A couple of weeks ago the tech supplies retailer Maplin sent us a Raspberry Pi microcomputer with 16GB Noob SD Card to review. As we have already been playing with a BBC Microbit we bought from Maplin a few months ago, it seems like a useful thing to compare the two. The photos here are all relating to the Raspberry Pi, please see previous Microbit articles for images of that device. Both devices
were developed in order to encourage people, especially children, to learn to code in the way that those of us who grew up in the 80s had more exposure to since computer systems such as the Oric and Atari had options to program in your own games. In today’s world were computers have an intuitive user interface where you never see the code behind it, this skill was being lost. The Raspberry Pi enables users to code in simple languages, for example Scratch which was developed by programmers at MIT as a ‘my first computer coding’ experience for kids.
Firstly the devices are about the same size and as such are great little bits of kit as they don’t take up masses of storage space when you aren’t using them. The Microbit has a micro USB port that you connect to for power and data transfer, and that’s it for ports. By comparison, the Raspberry Pi has a lot more options to connect different things, including USB, Ethernet and HDMI. The 16GB Noobs SD Card was a really useful add-on as it allows you to save stacks of extra code and projects. The Microbit connects to your desktop or laptop computer, whereas the Raspberry Pi is a computer. This means the Raspberry Pi requires that you have a keyboard, mouse and monitor to use with it. You have a wider range of things you can do with it in some respects, but it is also a bit more complicated to get started with.
The Microbit has a built in simple LED display, thermometer and accelerometer, whereas for the Raspberry Pi those are an add on you can buy. These features allow you to conduct activities such as programming little routines with kids such as turning a fan on when the temperature reaches a certain level. Both devices have drag and drop programming as well as text based, so are ideal for children to learn to code on. Microbit has drag and drop and Python which you code on your computer, then send the hex file to the Microbit which runs that code. The Raspberry Pi has drag and drop, Python, Scratch and a few other programming tools. You program directly onto the Pi using a keyboard plugged into the device.
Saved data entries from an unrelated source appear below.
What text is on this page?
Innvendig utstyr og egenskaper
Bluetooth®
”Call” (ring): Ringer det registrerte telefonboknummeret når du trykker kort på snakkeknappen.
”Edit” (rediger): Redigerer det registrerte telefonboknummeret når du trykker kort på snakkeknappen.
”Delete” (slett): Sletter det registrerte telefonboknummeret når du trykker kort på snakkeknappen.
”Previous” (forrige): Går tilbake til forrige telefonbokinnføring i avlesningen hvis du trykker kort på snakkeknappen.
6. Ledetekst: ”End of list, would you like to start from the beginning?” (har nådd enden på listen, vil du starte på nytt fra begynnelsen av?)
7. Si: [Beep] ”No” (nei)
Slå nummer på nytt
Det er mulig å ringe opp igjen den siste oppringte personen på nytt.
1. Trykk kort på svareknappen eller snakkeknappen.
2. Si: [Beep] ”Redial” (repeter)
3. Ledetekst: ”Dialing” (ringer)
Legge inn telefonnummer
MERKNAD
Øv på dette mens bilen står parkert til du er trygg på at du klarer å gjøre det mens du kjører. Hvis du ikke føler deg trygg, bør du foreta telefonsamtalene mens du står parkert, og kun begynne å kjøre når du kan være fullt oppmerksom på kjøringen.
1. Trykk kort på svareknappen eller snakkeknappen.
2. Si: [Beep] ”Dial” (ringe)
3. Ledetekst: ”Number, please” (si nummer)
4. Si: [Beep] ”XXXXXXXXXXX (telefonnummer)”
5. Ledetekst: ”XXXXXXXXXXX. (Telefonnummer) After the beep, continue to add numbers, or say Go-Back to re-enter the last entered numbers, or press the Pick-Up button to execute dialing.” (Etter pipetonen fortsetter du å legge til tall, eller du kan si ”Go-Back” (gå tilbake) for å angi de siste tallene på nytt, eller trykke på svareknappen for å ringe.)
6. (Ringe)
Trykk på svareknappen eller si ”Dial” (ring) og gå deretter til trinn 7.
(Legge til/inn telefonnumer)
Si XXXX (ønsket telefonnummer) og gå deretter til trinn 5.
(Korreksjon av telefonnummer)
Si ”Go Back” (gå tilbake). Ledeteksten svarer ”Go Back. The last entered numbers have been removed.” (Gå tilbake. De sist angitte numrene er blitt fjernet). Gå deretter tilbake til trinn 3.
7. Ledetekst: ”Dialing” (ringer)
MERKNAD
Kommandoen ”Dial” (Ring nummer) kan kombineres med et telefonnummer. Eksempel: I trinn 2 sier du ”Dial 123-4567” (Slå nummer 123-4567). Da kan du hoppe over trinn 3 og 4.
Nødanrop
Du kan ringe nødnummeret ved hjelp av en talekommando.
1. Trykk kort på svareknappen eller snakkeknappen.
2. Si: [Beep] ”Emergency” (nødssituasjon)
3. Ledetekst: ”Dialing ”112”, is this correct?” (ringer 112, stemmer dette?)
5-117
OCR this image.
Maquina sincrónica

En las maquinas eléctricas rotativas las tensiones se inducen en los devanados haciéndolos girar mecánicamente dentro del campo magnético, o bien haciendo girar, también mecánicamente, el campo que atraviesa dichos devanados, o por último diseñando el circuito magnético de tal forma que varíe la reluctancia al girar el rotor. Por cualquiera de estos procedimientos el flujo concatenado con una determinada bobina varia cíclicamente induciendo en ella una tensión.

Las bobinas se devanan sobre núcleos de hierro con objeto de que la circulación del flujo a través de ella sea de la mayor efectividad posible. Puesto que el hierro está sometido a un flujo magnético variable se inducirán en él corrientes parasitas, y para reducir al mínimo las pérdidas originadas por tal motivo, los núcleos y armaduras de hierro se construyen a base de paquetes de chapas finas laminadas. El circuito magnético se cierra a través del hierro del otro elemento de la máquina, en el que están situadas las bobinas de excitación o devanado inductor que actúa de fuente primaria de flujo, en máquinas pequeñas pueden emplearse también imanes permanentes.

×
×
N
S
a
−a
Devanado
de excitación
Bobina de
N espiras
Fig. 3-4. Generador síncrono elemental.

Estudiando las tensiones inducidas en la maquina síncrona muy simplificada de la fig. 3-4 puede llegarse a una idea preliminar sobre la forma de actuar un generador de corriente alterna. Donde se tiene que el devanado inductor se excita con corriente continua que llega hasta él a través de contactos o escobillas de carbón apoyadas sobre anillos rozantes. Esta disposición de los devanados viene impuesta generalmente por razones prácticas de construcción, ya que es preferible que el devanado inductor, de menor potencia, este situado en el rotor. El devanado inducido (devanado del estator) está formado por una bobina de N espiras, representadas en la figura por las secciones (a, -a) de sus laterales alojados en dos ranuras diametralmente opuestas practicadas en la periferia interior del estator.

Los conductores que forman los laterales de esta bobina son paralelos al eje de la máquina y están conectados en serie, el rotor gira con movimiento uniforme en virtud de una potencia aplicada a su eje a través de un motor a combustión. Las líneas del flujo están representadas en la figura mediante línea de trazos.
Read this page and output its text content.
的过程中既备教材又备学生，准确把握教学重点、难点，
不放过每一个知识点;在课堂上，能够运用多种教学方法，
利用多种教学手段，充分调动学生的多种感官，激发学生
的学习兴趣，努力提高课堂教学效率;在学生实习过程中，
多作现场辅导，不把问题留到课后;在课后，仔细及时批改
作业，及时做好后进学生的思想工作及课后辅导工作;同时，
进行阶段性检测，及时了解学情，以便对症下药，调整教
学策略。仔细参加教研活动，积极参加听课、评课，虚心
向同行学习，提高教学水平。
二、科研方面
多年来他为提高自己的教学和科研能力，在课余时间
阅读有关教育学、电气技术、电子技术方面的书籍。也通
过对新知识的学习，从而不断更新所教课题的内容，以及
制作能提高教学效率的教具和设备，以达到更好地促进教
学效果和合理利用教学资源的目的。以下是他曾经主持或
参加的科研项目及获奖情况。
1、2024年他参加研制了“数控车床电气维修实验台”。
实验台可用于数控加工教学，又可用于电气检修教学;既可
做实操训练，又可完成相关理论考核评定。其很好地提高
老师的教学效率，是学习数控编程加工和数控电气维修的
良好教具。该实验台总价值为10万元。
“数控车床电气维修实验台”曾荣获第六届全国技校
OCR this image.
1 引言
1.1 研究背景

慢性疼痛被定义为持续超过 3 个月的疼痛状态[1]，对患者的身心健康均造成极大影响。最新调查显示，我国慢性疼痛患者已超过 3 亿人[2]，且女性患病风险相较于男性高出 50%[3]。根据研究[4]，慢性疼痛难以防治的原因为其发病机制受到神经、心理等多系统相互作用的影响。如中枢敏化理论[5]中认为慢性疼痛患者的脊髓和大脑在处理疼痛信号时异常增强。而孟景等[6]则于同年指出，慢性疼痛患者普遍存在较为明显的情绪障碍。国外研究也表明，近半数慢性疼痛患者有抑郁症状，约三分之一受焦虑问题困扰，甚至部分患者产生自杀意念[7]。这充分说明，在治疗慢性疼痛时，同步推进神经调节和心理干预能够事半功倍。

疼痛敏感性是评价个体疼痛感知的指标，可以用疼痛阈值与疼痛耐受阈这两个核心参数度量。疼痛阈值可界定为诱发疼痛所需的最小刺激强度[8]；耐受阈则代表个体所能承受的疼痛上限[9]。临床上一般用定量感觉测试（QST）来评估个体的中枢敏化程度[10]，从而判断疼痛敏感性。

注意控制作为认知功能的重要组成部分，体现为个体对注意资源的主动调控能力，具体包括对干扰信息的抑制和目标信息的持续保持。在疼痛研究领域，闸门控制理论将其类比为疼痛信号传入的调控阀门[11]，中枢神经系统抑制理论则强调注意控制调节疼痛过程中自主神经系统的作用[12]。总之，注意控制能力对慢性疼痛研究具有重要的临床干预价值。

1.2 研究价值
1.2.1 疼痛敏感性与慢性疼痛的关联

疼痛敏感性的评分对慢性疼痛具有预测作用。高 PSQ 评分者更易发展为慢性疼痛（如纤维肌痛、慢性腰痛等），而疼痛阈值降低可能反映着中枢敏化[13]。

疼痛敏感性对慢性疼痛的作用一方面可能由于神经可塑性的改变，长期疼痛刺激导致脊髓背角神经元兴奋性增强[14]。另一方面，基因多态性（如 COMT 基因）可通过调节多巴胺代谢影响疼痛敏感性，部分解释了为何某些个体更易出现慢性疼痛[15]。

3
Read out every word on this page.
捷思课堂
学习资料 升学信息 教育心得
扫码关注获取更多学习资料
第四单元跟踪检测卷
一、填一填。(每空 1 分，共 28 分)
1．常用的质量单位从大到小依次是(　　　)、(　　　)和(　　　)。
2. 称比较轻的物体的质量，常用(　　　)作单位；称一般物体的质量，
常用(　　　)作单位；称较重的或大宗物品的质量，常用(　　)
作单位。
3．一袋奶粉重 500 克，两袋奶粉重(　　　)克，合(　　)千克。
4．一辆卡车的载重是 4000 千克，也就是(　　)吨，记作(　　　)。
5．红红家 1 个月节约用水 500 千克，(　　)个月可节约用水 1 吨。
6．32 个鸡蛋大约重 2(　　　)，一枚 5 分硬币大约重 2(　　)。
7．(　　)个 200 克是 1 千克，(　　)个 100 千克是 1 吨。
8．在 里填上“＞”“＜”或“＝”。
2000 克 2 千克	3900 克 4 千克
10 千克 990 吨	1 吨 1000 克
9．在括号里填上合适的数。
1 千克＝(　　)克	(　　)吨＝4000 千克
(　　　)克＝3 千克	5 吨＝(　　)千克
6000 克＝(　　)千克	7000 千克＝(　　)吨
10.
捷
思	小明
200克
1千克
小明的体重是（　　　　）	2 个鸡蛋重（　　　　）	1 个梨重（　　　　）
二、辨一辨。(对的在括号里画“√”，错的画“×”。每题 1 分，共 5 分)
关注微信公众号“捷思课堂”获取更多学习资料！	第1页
Both devices have a range of add-ons that you can buy separately which improve the range of activities you can do with them, including bread boards (jargon for a re-useable circuit board) which enable you to make up simple circuits including elements such as fans, lights and motors.
So far we have used the Microbit for more practical activities such as making traffic lights and a wind turbine, while the Raspberry Pi has been fun for programming simple games. The capabilities of both devices go well beyond these activities, so they lend themselves to growing in complexity as the age and confidence of the user increases.
The Microbit was easier to get started with, as we had some issues formatting the SD card for the Raspberry Pi. Younger kids will need a large amount of adult support in using both devices, but older children will increasingly become independent as they use them. Both Microbit and Raspberry Pi have supportive websites featuring help and project ideas, and both have keen followings of people happy to share their expertise and enthusiasm for the devices. If you are not a confident programmer/techy person yourself, I would recommend spending plenty of time alone with the device you have chosen figuring it out and becoming familiar with it before you attempt to use it with children under about 10 years old. You can imagine the scenario “What does this do? Why isn’t it doing anything? What if I poke this bit” etc… while your blood pressure slowly rises and the kids get bored while you try and figure it out. Kids in the target age range of 10 and up will likely fly rapidly way ahead then ask you to go away and stop being so uncool because they can do it without you because you were born before everyone had the internet and therefore clearly don’t know anything about anything.
In conclusion, both devices are good fun and very useful. We bought the Microbit in store along with an expansion pack containing the breadboard, and were able to plug it in to our laptop and start playing with it out of the box by following instructions on www.microbit.co.uk
The Raspberry Pi arrived through the post in good time and in great condition, without excessive packaging. As we already had a spare mouse, keyboard and monitor we were able to hit the ground running with it, but be aware that you will need these things to be able to do anything with it. Instructions and project ideas were easy to find for it on the Raspberry Pi Foundation website www.raspberrypi.org. The device is great fun and essential kit for anyone wanting to support children in learning to code, or just as a fun project for themselves.
I’d love to read comments from friends who are using these devices to see what your ideas for them are!
NB We were sent the Raspberry Pi to review by Maplin. All opinions, information and images are my own and that of the hubster (and the kids) who conducted the product trials. I just interviewed him and said ‘wait, what was that in English?’ every so often.